The plague-causing bacterium Yersinia pestis has been identified by researchers within the 5,000-year-old skeletal remains of a hunter-fisher-gatherer from Latvia, and represents the oldest plague strain ever discovered.
The find sheds news light on the early origins and evolution of plague, which was responsible for three historic pandemics including the Black Death, a catastrophic event that wiped out around half of Europe’s population in the 14th-century.

At the Stone Age shell-midden site of Riņņukalns, situated on the banks of the Salaca River in Latvia, the remains of four individuals interred in single graves were discovered. Analysis of teeth and petrous bone samples from all four specimens yielded a radiocarbon date of c. 3,300-3,050 BC and genomic sequencing identified an ancestry specific to hunter-fisher-gatherers in Eastern Europe.
The team conducted ancient DNA analysis and pathogenic screening, the results of which have been published in Cell Reports, and were surprised to identify the genome of Yersinia pestis in the remains of an adult male, aged 20-30 years old.

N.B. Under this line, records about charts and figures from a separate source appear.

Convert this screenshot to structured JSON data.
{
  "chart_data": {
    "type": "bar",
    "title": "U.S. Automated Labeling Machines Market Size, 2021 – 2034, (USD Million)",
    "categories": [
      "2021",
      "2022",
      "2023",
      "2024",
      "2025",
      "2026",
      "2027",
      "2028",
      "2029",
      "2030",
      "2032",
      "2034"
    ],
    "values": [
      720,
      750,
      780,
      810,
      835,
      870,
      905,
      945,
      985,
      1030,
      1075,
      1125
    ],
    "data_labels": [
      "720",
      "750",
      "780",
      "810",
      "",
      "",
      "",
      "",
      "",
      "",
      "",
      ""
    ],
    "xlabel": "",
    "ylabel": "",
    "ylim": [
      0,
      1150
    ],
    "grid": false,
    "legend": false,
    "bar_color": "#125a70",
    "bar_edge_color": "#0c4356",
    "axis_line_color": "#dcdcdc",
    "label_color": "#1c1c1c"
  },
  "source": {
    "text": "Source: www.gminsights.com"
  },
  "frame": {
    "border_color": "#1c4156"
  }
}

Comparisons between the genome and other ancient strains determined that the individual is the oldest-identified plague victim. Further phylogenetic analysis revealed that this now-extinct strain, along with a slightly younger Y. pestis genome from a Swedish farmer dated to c. 3,040-2,867 BC, are distinct from later Neolithic and Bronze Age strains.

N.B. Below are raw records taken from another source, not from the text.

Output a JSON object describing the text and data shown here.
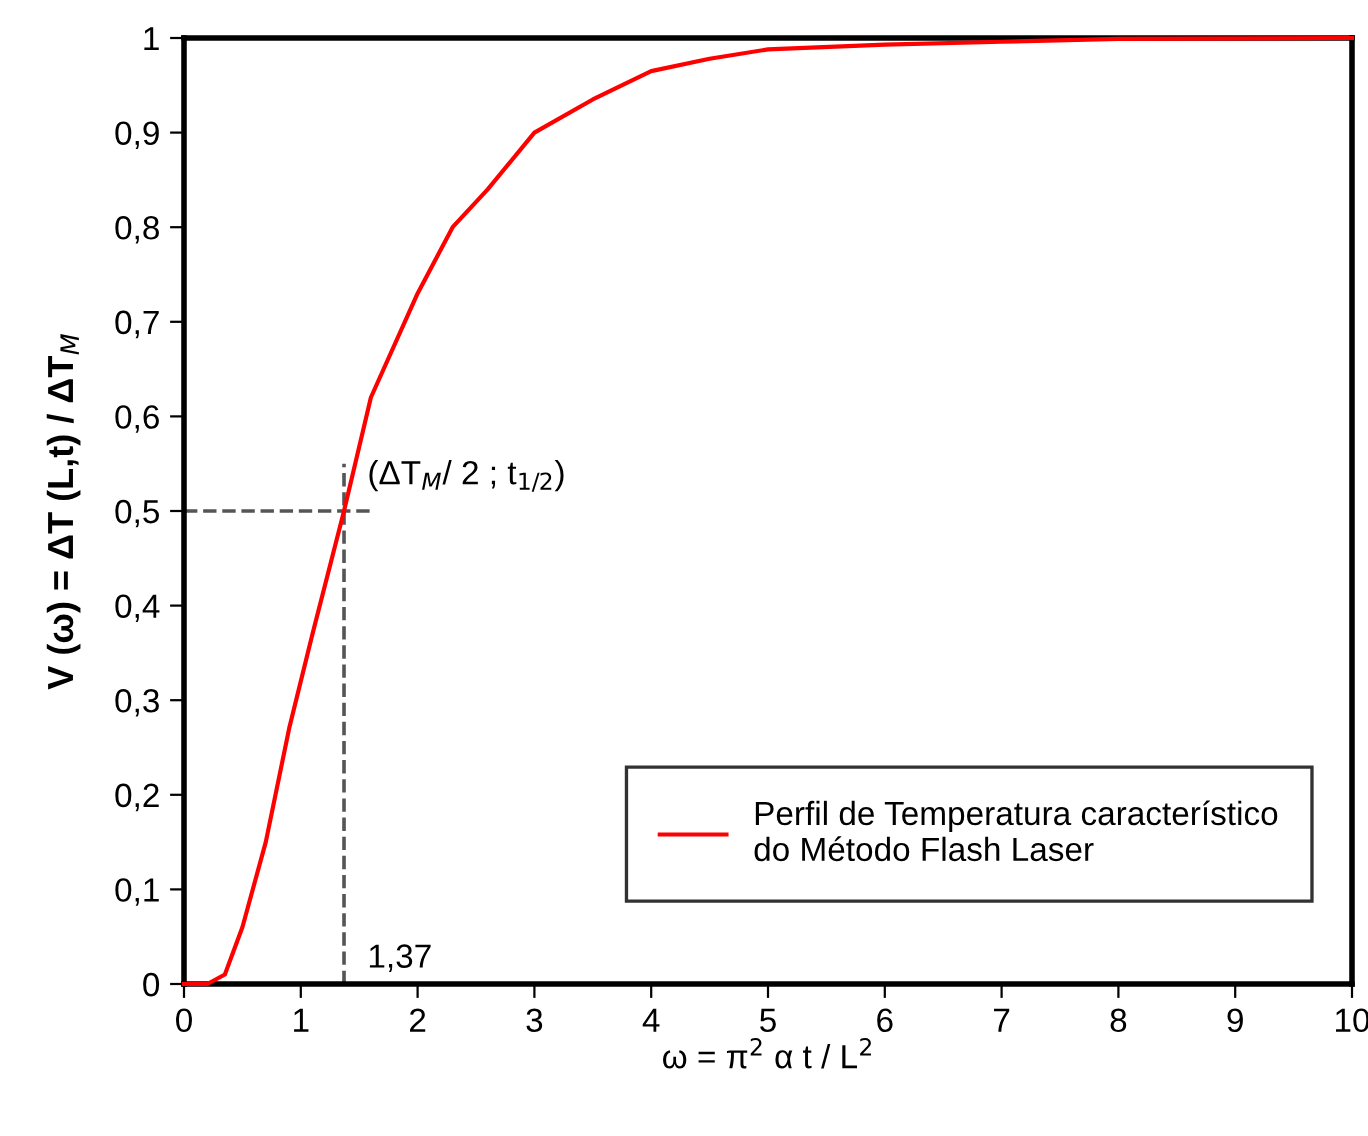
{
  "chart_data": {
    "type": "line",
    "xlabel": "ω = π$^{2}$ α t / L$^{2}$",
    "ylabel": "V (ω) = ΔT (L,t) / ΔT$_{M}$",
    "x": [
      0,
      0.2,
      0.35,
      0.5,
      0.7,
      0.9,
      1.1,
      1.37,
      1.6,
      2,
      2.3,
      2.6,
      3,
      3.5,
      4,
      4.5,
      5,
      6,
      7,
      8,
      10
    ],
    "series": [
      {
        "name": "Perfil de Temperatura característico\ndo Método Flash Laser",
        "color": "#ff0000",
        "values": [
          0,
          0,
          0.01,
          0.06,
          0.15,
          0.27,
          0.37,
          0.5,
          0.62,
          0.73,
          0.8,
          0.84,
          0.9,
          0.935,
          0.965,
          0.978,
          0.988,
          0.993,
          0.996,
          0.999,
          1.0
        ]
      }
    ],
    "xlim": [
      0,
      10
    ],
    "xticks": [
      0,
      1,
      2,
      3,
      4,
      5,
      6,
      7,
      8,
      9,
      10
    ],
    "ylim": [
      0,
      1
    ],
    "yticks": [
      0,
      {
        "value": 0.1,
        "label": "0,1"
      },
      {
        "value": 0.2,
        "label": "0,2"
      },
      {
        "value": 0.3,
        "label": "0,3"
      },
      {
        "value": 0.4,
        "label": "0,4"
      },
      {
        "value": 0.5,
        "label": "0,5"
      },
      {
        "value": 0.6,
        "label": "0,6"
      },
      {
        "value": 0.7,
        "label": "0,7"
      },
      {
        "value": 0.8,
        "label": "0,8"
      },
      {
        "value": 0.9,
        "label": "0,9"
      },
      1
    ],
    "ref_lines": [
      {
        "axis": "x",
        "value": 1.37,
        "label": "1,37",
        "color": "#555555",
        "line_style": "dashed"
      },
      {
        "axis": "y",
        "value": 0.5,
        "color": "#555555",
        "line_style": "dashed"
      }
    ],
    "annotations": [
      {
        "text": "(ΔT$_{M}$/ 2 ; t$_{1/2}$)",
        "x": 1.37,
        "y": 0.5
      }
    ],
    "legend": "bottom right",
    "grid": false,
    "marker": "none",
    "line_style": "solid"
  }
}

The study reports that the strain emerged around 7,000 years ago, after splitting from its antecessor, Yersinia pseudotuberculosis, around 7,400 years ago; however, it still lacked the crucial gene that allows Y. pestis to spread via the bite of a flea. Dark, gangrenous pustules called ‘buboes’ are a common symptom of flea-borne transmission, and gave the Black Death its name.
It is unclear as to what extent the individual experienced plague symptoms. Yet, the high bacterial load of Y. pestis in his bloodstream indicates it was likely transmitted through the bite of an infected rodent, resulting in septicemia.
As the others buried contemporaneously with the individual were not infected, and its means of transmission were limited, it appears the strain was less virulent than later lineages, and leapt sporadically from animal populations.
This significant discovery contradicts the popular hypotheses that early strains of Y. pestis were highly transmissible, and led to a dramatic population decline in Western Europe at the close of the Neolithic period.